Patients and methods: The study included 42 nondialyzed patients with CKD. The following measurements were taken at baseline and after 270 ±12 days of supplementation with vitamin K2 at a dose of 90 μg (menaquinone, MK-7) together with 10 μg of cholecalciferol (K+D group) or 10 μg of cholecalciferol (group D): common carotid intima-media thickness (CCA-IMT), coronary artery calcification score (CACS), basic biochemical parameters, lipids, and calcification modulators: matrix Gla protein (MGP), desphosphorylated-uncarboxylated MGP (dp-ucMGP), osteoprotegerin (OPG), fetuin A, osteocalcin (OC), and fibroblast growth factor 23.
Results: The increase of CCA-IMT was significantly lower in the K+D group compared with the D group: from 0.95 ±0.2 mm to 1.01 ±0.3, P = 0.003 vs from 1.02 ±0.2 mm to 1.16 ±0.3, P = 0.003 (ΔCCA-IMT, 0.06 ±0.08 vs 0.136 ±0.05 mm, P = 0.005, respectively). The increase in CACS was slightly lower in the K+D group than in the D group (ΔCACS, 58.1 ±106.5 AU vs 74.4 ±127.1 AU, P = 0.7). In the K+D group, a significant decrease in the level of dp-ucMGP and total OC was observed.

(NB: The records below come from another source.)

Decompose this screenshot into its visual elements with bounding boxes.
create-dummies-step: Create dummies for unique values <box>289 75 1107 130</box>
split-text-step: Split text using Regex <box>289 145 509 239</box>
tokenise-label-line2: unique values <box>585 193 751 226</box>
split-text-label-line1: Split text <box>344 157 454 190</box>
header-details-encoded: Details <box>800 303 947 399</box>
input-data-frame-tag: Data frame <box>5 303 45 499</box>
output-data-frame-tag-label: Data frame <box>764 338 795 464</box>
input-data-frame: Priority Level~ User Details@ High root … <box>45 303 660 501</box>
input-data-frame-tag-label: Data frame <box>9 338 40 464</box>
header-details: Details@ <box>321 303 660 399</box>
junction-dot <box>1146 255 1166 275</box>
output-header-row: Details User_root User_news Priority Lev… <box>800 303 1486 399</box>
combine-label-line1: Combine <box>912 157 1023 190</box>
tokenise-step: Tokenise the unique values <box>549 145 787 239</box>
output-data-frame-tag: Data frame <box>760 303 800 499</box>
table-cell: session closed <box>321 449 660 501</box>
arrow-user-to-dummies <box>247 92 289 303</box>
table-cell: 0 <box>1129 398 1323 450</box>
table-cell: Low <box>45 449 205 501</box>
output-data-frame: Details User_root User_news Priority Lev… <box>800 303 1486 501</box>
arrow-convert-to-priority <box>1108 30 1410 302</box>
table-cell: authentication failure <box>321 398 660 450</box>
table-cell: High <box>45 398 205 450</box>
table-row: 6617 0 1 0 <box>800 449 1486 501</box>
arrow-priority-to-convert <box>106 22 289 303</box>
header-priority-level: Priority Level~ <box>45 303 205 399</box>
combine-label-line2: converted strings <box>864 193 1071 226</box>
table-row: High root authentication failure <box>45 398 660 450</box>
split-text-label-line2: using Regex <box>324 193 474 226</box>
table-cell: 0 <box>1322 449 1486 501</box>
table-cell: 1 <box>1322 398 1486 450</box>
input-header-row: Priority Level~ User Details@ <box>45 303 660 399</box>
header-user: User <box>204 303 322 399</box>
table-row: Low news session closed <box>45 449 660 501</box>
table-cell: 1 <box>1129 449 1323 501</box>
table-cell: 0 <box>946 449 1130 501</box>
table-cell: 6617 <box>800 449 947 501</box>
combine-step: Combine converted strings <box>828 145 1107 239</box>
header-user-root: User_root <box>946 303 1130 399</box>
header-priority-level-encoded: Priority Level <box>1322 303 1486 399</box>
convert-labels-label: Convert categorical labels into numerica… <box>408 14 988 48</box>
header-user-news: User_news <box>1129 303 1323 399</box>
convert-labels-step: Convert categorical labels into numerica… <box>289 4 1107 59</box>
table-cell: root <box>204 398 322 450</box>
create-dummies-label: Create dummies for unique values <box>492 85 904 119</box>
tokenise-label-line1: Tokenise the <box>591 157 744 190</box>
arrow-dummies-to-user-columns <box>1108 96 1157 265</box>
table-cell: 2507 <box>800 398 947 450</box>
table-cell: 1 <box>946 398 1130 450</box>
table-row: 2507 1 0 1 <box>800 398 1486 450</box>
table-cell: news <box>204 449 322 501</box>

Conclusions: A 270-day course of vitamin K2 administration in patients with CKD stages 3-5 may reduce the progression of atherosclerosis, but does not significantly affect the progression of calcification. Vitamin K2 significantly changes the levels of calcification promoters and inhibitors: dp-ucMGP, OC, and OPG.
Trial registration: ClinicalTrials.gov NCT01101698.